I'm sure there would be. In my past life, I would have been. ;)
> I've written one that has the following signature:
> template<class DOUBLE,
> class COMPLEX = std::complex<DOUBLE>,
> class VECTOR = std::vector<COMPLEX> >
> class fft
> static inline void transform(VECTOR&, bool);
I don't think that this is the right signature. It's not in keeping
with the STL. First of all, I think that the transform should be an
algorithm, not a class. Second, it should take iterators, not
containers. Thus, in keeping with the STL, it should probably be:
template<class ForwardIterator, class OutputIterator>
void fast_fourier_transform(ForwardIterator start, InputIterator end,
This avoids the whole need for default template arguments, and allows
one to non-destructively transform if desired, or convert only a
portion of a sequence.
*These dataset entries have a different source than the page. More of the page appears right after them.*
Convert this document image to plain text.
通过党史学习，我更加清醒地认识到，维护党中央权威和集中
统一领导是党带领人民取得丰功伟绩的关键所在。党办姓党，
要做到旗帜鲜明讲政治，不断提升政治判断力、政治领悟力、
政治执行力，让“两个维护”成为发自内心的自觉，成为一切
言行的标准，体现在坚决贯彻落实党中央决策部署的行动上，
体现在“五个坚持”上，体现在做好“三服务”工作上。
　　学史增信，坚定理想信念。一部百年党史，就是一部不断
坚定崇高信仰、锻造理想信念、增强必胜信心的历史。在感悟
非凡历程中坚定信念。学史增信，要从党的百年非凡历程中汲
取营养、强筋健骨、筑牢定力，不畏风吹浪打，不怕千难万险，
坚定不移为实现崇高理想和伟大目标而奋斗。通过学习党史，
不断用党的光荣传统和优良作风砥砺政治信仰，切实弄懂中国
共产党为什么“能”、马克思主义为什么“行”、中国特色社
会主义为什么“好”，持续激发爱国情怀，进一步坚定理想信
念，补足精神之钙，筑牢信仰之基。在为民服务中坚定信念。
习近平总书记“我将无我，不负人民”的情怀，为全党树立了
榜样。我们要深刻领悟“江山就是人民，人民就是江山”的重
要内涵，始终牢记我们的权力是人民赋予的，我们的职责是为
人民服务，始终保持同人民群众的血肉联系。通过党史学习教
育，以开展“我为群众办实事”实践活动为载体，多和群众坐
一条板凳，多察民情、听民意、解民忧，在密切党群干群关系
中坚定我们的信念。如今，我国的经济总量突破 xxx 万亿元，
And I doubt it would be hard to convert your
existing implementation to this signature...
One caveat: be sure that your implementation internally is going to
work for generalized numeric classes. You may well need a way to say
math_constants::pi<type> (where type might be std::complex<boost::ration
al<int> > for example) or the equivalent -- I think this is a great
example in practice that could help clarify all the recent discussion
of how to specify the interface to constants...
> The bool parameter on the transform specifies whether we're taking
> the inverse or not, and defaults to false.
I'm not sure that this is the best from a user's POV. I think I'd be
continually looking up which value is the one I want. I'd prefer to see
two functions (fft, inverse_fft) which are implemented in terms of the
same function with a +- toggle. As an alternative (or as an additional
user-visible interface for use when you really want to toggle at
runtime) you could provide a named enum instead of a bool.
You should consider also whether you want to make allowances for the
more general fourier transform case when the size of the output range
of interest does not equal the size of the input range.